The Noble Martyr: A Spiritual Biography of St Philip Howard
by Dudley Plunkett, with a foreword by the Duke of Norfolk
This book is published at a very timely moment. With Hilary Mantel’s final novel in her Tudor trilogy, The Mirror and the Light, climbing up the best seller lists, it is good thing that those readers should remind themselves of other aspects of the era of Tudor tyranny.
This book focuses on what it means not just to be a saint, but to be a martyr. And though the gross nature of martyrdom is largely a thing of the past across Europe, in parts of Africa and Asia it is an everyday threat, a daily reality for the Christian minorities in several cultures.
Compared with say Edmund Campion, John Gerard or Henry Garnett, Philip Howard may well be an unfamiliar name. As there has been no full length biography since 1857, or any modern editions of his writings, this is hardly surprising.
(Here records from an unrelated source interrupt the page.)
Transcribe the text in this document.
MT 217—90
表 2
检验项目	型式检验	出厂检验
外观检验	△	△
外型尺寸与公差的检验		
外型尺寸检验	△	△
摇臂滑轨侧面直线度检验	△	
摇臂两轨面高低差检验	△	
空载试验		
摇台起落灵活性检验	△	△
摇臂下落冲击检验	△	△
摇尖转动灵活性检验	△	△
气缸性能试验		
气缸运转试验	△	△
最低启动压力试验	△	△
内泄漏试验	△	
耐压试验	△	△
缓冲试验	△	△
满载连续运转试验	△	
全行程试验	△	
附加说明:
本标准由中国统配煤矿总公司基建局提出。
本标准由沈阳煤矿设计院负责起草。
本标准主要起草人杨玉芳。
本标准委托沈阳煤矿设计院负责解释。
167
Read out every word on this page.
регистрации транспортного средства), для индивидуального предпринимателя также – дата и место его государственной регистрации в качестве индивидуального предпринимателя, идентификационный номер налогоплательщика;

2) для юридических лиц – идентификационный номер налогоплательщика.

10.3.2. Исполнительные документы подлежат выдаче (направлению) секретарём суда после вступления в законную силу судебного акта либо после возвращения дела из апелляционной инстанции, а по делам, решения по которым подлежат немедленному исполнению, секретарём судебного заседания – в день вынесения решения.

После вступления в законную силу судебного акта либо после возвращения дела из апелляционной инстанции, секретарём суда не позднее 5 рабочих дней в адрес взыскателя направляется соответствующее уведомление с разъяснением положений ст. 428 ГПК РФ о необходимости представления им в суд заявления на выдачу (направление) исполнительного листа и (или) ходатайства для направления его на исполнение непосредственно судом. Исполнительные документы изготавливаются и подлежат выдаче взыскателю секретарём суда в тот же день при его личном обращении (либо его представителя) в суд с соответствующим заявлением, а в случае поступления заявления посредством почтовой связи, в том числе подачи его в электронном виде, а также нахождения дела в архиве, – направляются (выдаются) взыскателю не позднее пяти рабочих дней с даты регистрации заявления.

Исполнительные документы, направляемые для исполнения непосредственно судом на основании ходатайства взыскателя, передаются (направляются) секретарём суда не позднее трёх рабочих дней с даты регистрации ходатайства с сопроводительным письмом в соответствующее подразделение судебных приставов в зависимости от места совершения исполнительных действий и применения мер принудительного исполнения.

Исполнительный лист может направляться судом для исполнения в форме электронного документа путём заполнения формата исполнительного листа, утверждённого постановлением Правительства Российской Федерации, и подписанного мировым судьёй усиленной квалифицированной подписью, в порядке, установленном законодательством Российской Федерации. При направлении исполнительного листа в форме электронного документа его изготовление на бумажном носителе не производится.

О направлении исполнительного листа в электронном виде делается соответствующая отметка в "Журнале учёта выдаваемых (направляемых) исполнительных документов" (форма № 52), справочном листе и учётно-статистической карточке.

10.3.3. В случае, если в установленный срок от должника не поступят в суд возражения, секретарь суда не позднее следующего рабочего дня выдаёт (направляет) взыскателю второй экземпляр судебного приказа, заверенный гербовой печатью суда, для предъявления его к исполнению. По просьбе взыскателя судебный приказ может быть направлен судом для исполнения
Dr Plunkett has done a service to readers far beyond the Diocese of Arundel in rescuing the saint from near oblivion.
This small book is not of course a full biography, but a “spiritual biography” , which draws largely upon St Philip Howard’s own prison writings and his poetry The author (who studied at Oxford, LSE and Chicago University), and who has several other books to his credit (including Queen of Prophets: The Gospel Message of Medjugorje) takes the view that though many, if not most, English people conformed to the new religious regime introduced by the Tudors, they did so in the way many conform these days to the largely secular society of our time.
Yet such are the curious contradictions of English life that the foreword is written by the Duke of Norfolk, the Earl Marshal of England and the country’s premier Catholic peer, who could be said to lead the Catholic interest in the House of Lords. Thus the saint’s family remain at the heart of the British establishment.
But this book wishes to draw the reader into the saint’s interior castle, into the nature of his own spiritual exerpiences. From this he arrives at his conclusions regarding the enduring relevance of his witness, and the need to fully reclaim all the Forty English Martyrs for modern devotion.
In some ways the author is impatient perhaps with the average Catholics of today whose witness takes other forms. But it enables Dr Plunkett to write about those who have on principal resisted the whims and furies of tyranny.
For Irish readers it provides a comparison with our own martyrs”
This is a very useful addition to the small library of books dealing with the English martyrs which are accessible to ordinary readers, and will be welcomed as such.
For Irish readers it provides a comparison with our own martyrs. Most of Ireland confessors and martyrs are clustered into the years of the republican Commonwealth, a reminder that removing a monarchy does not remove from some democratic leaders the temptation towards tyranny; though these days that tyranny may well disguise itself as a call to a truer way.